Certificate of insurance
A certificate of insurance is the official document proving a vehicle carries valid motor insurance, required to renew road tax and keep a car legally on the road.
What it means
The certificate of insurance is the formal proof that a named vehicle is covered by a motor insurance policy. It is issued by the insurer once cover is in place, and it is a separate document from the full policy wording. The certificate sets out the essentials: the insurer, the policyholder, the vehicle, the period of cover, who is permitted to drive, and the limitations on use. It is the document that authorities and other parties rely on to confirm a car is insured. In Singapore, insurers also report cover details electronically to the Motor Insurers' Bureau database, which LTA checks during road tax renewal, so the certificate works alongside that electronic record rather than as a paper token you hand over at a counter.
Why it matters in Singapore
You cannot renew road tax on a car that does not have valid motor insurance, and LTA confirms cover through the insurance record before tax can be paid. The certificate of insurance is therefore a gate in the ownership cycle: no valid certificate means no road tax, and no road tax means the car cannot legally be driven. It also matters at moments of transfer and dispute, since the certificate is the clearest single statement of who is covered, on what vehicle, and for what period. Keeping it current and matching your actual usage is part of staying compliant.

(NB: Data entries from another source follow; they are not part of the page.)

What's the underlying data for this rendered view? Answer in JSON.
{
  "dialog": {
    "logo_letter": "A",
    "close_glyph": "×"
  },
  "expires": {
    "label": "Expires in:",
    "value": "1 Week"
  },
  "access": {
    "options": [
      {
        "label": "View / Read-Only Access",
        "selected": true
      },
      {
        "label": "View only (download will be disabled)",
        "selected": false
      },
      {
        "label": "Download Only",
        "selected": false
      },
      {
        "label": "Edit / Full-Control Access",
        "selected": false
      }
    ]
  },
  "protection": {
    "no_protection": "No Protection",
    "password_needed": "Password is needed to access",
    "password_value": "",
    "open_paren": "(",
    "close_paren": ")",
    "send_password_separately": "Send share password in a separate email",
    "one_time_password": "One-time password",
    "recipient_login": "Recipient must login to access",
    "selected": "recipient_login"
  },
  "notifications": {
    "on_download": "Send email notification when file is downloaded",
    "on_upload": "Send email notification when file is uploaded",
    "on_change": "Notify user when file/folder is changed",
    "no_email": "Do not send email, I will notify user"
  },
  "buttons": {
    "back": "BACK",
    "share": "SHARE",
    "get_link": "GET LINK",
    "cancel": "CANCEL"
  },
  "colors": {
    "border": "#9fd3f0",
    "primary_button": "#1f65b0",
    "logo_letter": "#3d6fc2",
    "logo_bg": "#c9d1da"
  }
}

What it means for car owners
Treat the certificate of insurance as a document to keep with your vehicle log card and check before each road tax renewal. Make sure the cover period extends across the new tax period, that the named drivers and permitted use match how the car is actually driven, and that the vehicle details are correct after any plate change or transfer. If you sell the car or switch insurer, confirm the new certificate is issued and the record updated before relying on it. A mismatch between the certificate and reality can leave a claim disputed at the worst possible time.